Edited Dec 23, 2017 9:47 AM ET.

Controlling humidity in our mixed humid climate
by bruce john stracke

Allison...

Great article as always, and thank you for addressing cooling rather than heating issues. Here in central Texas could it be a more efficient use of resources to address humidity directly, rather than reducing heat transfer?

1— Many areas of the south have issues with termites and ants, both love to nest between sheathing and exterior foam.
2— Managing humidity increases the comfortable temperature range, especially in cooling environments where the mean radiant temperature is more forgiving ‘while walking about naked.’
3— Repurposing condensate is a resource that may be useful to maintain soil moisture for plants and foundations.
4— It may be more efficient when considering costs and energy use over time to install a dehumidifier in mixed and hot humid zones than increasing insulation.
5— Reducing heat transfer through the roof by adding passive cooling techniques like insulating at the rafters to create a conditioned attic and adding a second roof deck on 2x sleepers (which also reduces leaking and rot like a rain screen wall assembly) to act as a radiator may passively reduce heat transfer.

Though sometimes I over think these things; how do we combine the best overall strategies to our conservation methods?

Your comments, especially the pointing to the flaws of my thoughts, are most appreciated—


19.
Jan 9, 2018 12:07 AM ET

Can we infer anything from these numbers?
by Rob Hunter

Specifically, if a 2x4 wall with R-5 is 32% more BTU-efficient than a stock 2x4 wall in all 3 climates, is it likely that a 2x6 wall with R-5 would be 57% more efficient? Or, more importantly - is a 2x6 wall with R5 likely to be 32% more efficient than a naked 2x6 wall?


20.
Jan 9, 2018 6:14 AM ET

Response to Rob Hunter
by Martin Holladay

Rob,
We can't compare the "efficiency" of different wall options, because the word "efficiency" applies to machines or processes that involve work. Efficiency is the ratio of the useful work performed by a machine or in a process to the total energy expended or heat expended.

We can, however, compare the R-value of different wall assemblies.
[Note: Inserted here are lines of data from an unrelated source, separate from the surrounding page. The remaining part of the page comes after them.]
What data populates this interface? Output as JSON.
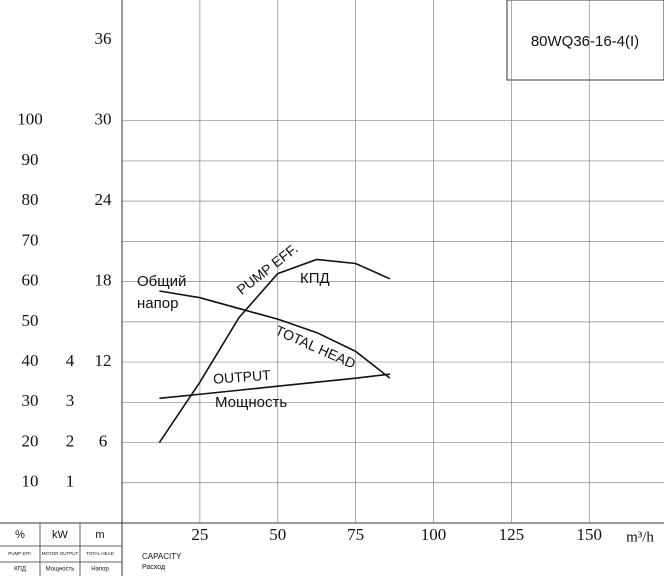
{
  "chart_data": {
    "type": "line",
    "model": "80WQ36-16-4(I)",
    "x_unit": "m³/h",
    "x_label": "CAPACITY",
    "x_label_ru": "Расход",
    "xlim": [
      0,
      174
    ],
    "xticks": [
      25,
      50,
      75,
      100,
      125,
      150
    ],
    "axes": [
      {
        "unit": "%",
        "name": "PUMP EFF.",
        "name_ru": "КПД",
        "ylim": [
          0,
          130
        ],
        "yticks": [
          10,
          20,
          30,
          40,
          50,
          60,
          70,
          80,
          90,
          100
        ]
      },
      {
        "unit": "kW",
        "name": "MOTOR OUTPUT",
        "name_ru": "Мощность",
        "ylim": [
          0,
          13
        ],
        "yticks": [
          1,
          2,
          3,
          4
        ]
      },
      {
        "unit": "m",
        "name": "TOTAL HEAD",
        "name_ru": "Напор",
        "ylim": [
          0,
          39
        ],
        "yticks": [
          6,
          12,
          18,
          24,
          30,
          36
        ]
      }
    ],
    "grid": true,
    "series": [
      {
        "name": "TOTAL HEAD",
        "name_ru": [
          "Общий",
          "напор"
        ],
        "axis": 2,
        "color": "#111111",
        "x": [
          12,
          25,
          37.5,
          50,
          62.5,
          75,
          86
        ],
        "values": [
          17.3,
          16.8,
          16,
          15.2,
          14.2,
          12.8,
          10.8
        ]
      },
      {
        "name": "PUMP EFF.",
        "name_ru": [
          "КПД"
        ],
        "axis": 0,
        "color": "#111111",
        "x": [
          12,
          25,
          37.5,
          50,
          62.5,
          75,
          86
        ],
        "values": [
          20,
          35,
          51,
          62,
          65.5,
          64.5,
          60.7
        ]
      },
      {
        "name": "OUTPUT",
        "name_ru": [
          "Мощность"
        ],
        "axis": 1,
        "color": "#111111",
        "x": [
          12,
          25,
          37.5,
          50,
          62.5,
          75,
          86
        ],
        "values": [
          3.1,
          3.2,
          3.3,
          3.4,
          3.5,
          3.6,
          3.7
        ]
      }
    ]
  }
}
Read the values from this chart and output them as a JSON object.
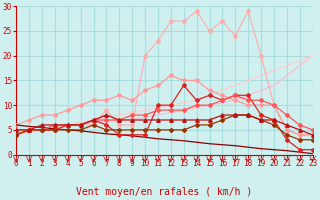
{
  "xlabel": "Vent moyen/en rafales ( km/h )",
  "background_color": "#d0f0f0",
  "grid_color": "#aadddd",
  "xlim": [
    0,
    23
  ],
  "ylim": [
    0,
    30
  ],
  "xticks": [
    0,
    1,
    2,
    3,
    4,
    5,
    6,
    7,
    8,
    9,
    10,
    11,
    12,
    13,
    14,
    15,
    16,
    17,
    18,
    19,
    20,
    21,
    22,
    23
  ],
  "yticks": [
    0,
    5,
    10,
    15,
    20,
    25,
    30
  ],
  "lines": [
    {
      "x": [
        0,
        1,
        2,
        3,
        4,
        5,
        6,
        7,
        8,
        9,
        10,
        11,
        12,
        13,
        14,
        15,
        16,
        17,
        18,
        19,
        20,
        21,
        22,
        23
      ],
      "y": [
        4,
        4.5,
        5,
        5.5,
        6,
        6.2,
        6.5,
        6.8,
        7,
        7.2,
        7.5,
        8,
        8.5,
        9,
        9.5,
        10,
        10.5,
        11,
        12,
        13,
        14,
        16,
        18,
        20
      ],
      "color": "#ffbbcc",
      "linewidth": 0.9,
      "marker": null,
      "zorder": 2
    },
    {
      "x": [
        0,
        1,
        2,
        3,
        4,
        5,
        6,
        7,
        8,
        9,
        10,
        11,
        12,
        13,
        14,
        15,
        16,
        17,
        18,
        19,
        20,
        21,
        22,
        23
      ],
      "y": [
        4,
        4.5,
        5,
        5.5,
        6,
        6.5,
        7,
        7.5,
        8,
        8.5,
        9,
        9.5,
        10,
        10.5,
        11,
        12,
        13,
        14,
        15,
        16,
        17,
        18,
        19,
        20
      ],
      "color": "#ffcccc",
      "linewidth": 0.9,
      "marker": null,
      "zorder": 2
    },
    {
      "x": [
        0,
        1,
        2,
        3,
        4,
        5,
        6,
        7,
        8,
        9,
        10,
        11,
        12,
        13,
        14,
        15,
        16,
        17,
        18,
        19,
        20,
        21,
        22,
        23
      ],
      "y": [
        4,
        5,
        5,
        5,
        6,
        6,
        6,
        9,
        6,
        6,
        20,
        23,
        27,
        27,
        29,
        25,
        27,
        24,
        29,
        20,
        10,
        5,
        4,
        4
      ],
      "color": "#ffaaaa",
      "linewidth": 0.8,
      "marker": "*",
      "markersize": 3,
      "zorder": 3
    },
    {
      "x": [
        0,
        1,
        2,
        3,
        4,
        5,
        6,
        7,
        8,
        9,
        10,
        11,
        12,
        13,
        14,
        15,
        16,
        17,
        18,
        19,
        20,
        21,
        22,
        23
      ],
      "y": [
        6,
        7,
        8,
        8,
        9,
        10,
        11,
        11,
        12,
        11,
        13,
        14,
        16,
        15,
        15,
        13,
        12,
        11,
        10,
        10,
        10,
        5,
        4,
        4
      ],
      "color": "#ff9999",
      "linewidth": 0.9,
      "marker": "*",
      "markersize": 3,
      "zorder": 3
    },
    {
      "x": [
        0,
        1,
        2,
        3,
        4,
        5,
        6,
        7,
        8,
        9,
        10,
        11,
        12,
        13,
        14,
        15,
        16,
        17,
        18,
        19,
        20,
        21,
        22,
        23
      ],
      "y": [
        4,
        5,
        5,
        5,
        6,
        6,
        7,
        6,
        4,
        4,
        4,
        10,
        10,
        14,
        11,
        12,
        11,
        12,
        12,
        8,
        7,
        3,
        1,
        1
      ],
      "color": "#dd2222",
      "linewidth": 0.9,
      "marker": "D",
      "markersize": 2,
      "zorder": 4
    },
    {
      "x": [
        0,
        1,
        2,
        3,
        4,
        5,
        6,
        7,
        8,
        9,
        10,
        11,
        12,
        13,
        14,
        15,
        16,
        17,
        18,
        19,
        20,
        21,
        22,
        23
      ],
      "y": [
        5,
        5,
        5,
        6,
        6,
        6,
        7,
        7,
        7,
        8,
        8,
        9,
        9,
        9,
        10,
        10,
        11,
        12,
        11,
        11,
        10,
        8,
        6,
        5
      ],
      "color": "#ff5555",
      "linewidth": 0.9,
      "marker": "D",
      "markersize": 2,
      "zorder": 4
    },
    {
      "x": [
        0,
        1,
        2,
        3,
        4,
        5,
        6,
        7,
        8,
        9,
        10,
        11,
        12,
        13,
        14,
        15,
        16,
        17,
        18,
        19,
        20,
        21,
        22,
        23
      ],
      "y": [
        5,
        5,
        6,
        6,
        6,
        6,
        7,
        8,
        7,
        7,
        7,
        7,
        7,
        7,
        7,
        7,
        8,
        8,
        8,
        7,
        7,
        6,
        5,
        4
      ],
      "color": "#bb1111",
      "linewidth": 0.9,
      "marker": "^",
      "markersize": 2.5,
      "zorder": 5
    },
    {
      "x": [
        0,
        1,
        2,
        3,
        4,
        5,
        6,
        7,
        8,
        9,
        10,
        11,
        12,
        13,
        14,
        15,
        16,
        17,
        18,
        19,
        20,
        21,
        22,
        23
      ],
      "y": [
        6,
        5.7,
        5.5,
        5.2,
        5,
        4.8,
        4.5,
        4.2,
        4,
        3.8,
        3.5,
        3.2,
        3,
        2.8,
        2.5,
        2.2,
        2,
        1.8,
        1.5,
        1.2,
        1,
        0.8,
        0.5,
        0.2
      ],
      "color": "#880000",
      "linewidth": 0.9,
      "marker": null,
      "zorder": 3
    },
    {
      "x": [
        0,
        1,
        2,
        3,
        4,
        5,
        6,
        7,
        8,
        9,
        10,
        11,
        12,
        13,
        14,
        15,
        16,
        17,
        18,
        19,
        20,
        21,
        22,
        23
      ],
      "y": [
        4,
        5,
        5,
        5,
        5,
        5,
        6,
        5,
        5,
        5,
        5,
        5,
        5,
        5,
        6,
        6,
        7,
        8,
        8,
        7,
        6,
        4,
        3,
        3
      ],
      "color": "#993300",
      "linewidth": 0.9,
      "marker": "D",
      "markersize": 2,
      "zorder": 4
    }
  ],
  "xlabel_fontsize": 7,
  "tick_fontsize": 5.5
}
Every time we double the R-value, we cut the rate of heat flow in half. Needless to say, it's easier to justify the cost of upgrading from an R-13 wall to an R-26 wall than it is to justify the cost of upgrading from an R-26 wall to an R-52 wall -- because the annual energy savings from the second example are less than the annual energy savings from the first example.